Freddy lets out a chuckle, which sounds on the border of relieved. “Dude.” He grins and leans against the car. “It’s one of them.” There is hesitation in his voice, like maybe he’s not sure how far to take the communicating with my son thing. His eyes flit to mine, and this time I see outright nerves pinching across the bridge of his nose. “Do you like cars, Isaac?”

Isaac thinks about this with the deep, universe understanding clarity of a not quite ten- year-old. “Don’t know. Mum’s car’s rubbish.”

Freddy laughs again, his shoulders relaxing. “Well, if you ever want to find out, I know just the place.”

“Cool,” Isaac states and then pushes past us to clamber into the hideously fragile vehicle.

Freddy turns towards me, a hand running ruefully through his hair. “Still anti—Roadster 140?”

I raise an eyebrow. “What do you think?”

“Yes.”

“You’re not wrong.” Adjusting the hem of my red summer dress, I try to make the material stretch and grow. The dress seems much smaller and the material far thinner now I’m standing on the driveway with a breeze drifting around my bare knees.

Freddy grins at me, sliding his hands into the pockets of his dark jeans, and I marvel again at how the years don’t seem to have touched him at all. What is he? Thirty now? It doesn’t show. I on the other hand look haggard and old.

‘How about you get in and I promise to drive at twenty miles an hour the whole way there?”

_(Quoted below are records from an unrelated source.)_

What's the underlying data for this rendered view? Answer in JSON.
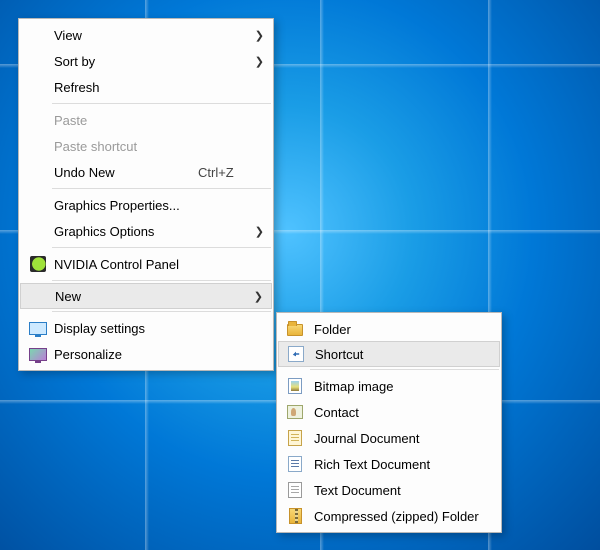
{
  "menu1": {
    "view": {
      "label": "View",
      "has_submenu": true
    },
    "sortby": {
      "label": "Sort by",
      "has_submenu": true
    },
    "refresh": {
      "label": "Refresh"
    },
    "paste": {
      "label": "Paste",
      "disabled": true
    },
    "paste_shortcut": {
      "label": "Paste shortcut",
      "disabled": true
    },
    "undo": {
      "label": "Undo New",
      "accel": "Ctrl+Z"
    },
    "gfx_props": {
      "label": "Graphics Properties..."
    },
    "gfx_opts": {
      "label": "Graphics Options",
      "has_submenu": true
    },
    "nvidia": {
      "label": "NVIDIA Control Panel"
    },
    "new": {
      "label": "New",
      "has_submenu": true,
      "highlighted": true
    },
    "display": {
      "label": "Display settings"
    },
    "personalize": {
      "label": "Personalize"
    }
  },
  "menu2": {
    "folder": {
      "label": "Folder"
    },
    "shortcut": {
      "label": "Shortcut",
      "highlighted": true
    },
    "bitmap": {
      "label": "Bitmap image"
    },
    "contact": {
      "label": "Contact"
    },
    "journal": {
      "label": "Journal Document"
    },
    "rtf": {
      "label": "Rich Text Document"
    },
    "txt": {
      "label": "Text Document"
    },
    "zip": {
      "label": "Compressed (zipped) Folder"
    }
  }
}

“What are you doing here, Freddy?” My tone echoes the confusion I have simmering under the surface.

His grin widens. “Dani said you couldn’t drive because you can’t face a night with the Bale’s without being drunk.”

There’s not much point disputing that fact, so I don’t.

“Are you getting in or not, Amber?”

His hand catches hold of mine. The breeze that was chilling my knees moments earlier vanishes and I begin to warm at an alarming rate as he guides me towards the passenger door. Isaac has already jumped in despite the fact he doesn’t really know whose car he is getting into. What was it I used to teach him about getting into cars with strangers? It’s good, though, because he won’t see me blush the same colour as my clothes. It’s as I unwillingly pull the door closed that I notice Freddy’s t-shirt is the exact same colour red as my cotton dress. We are going to dinner with his family in matching outfits. This has got to be a return to town, stalking fail if ever there was one.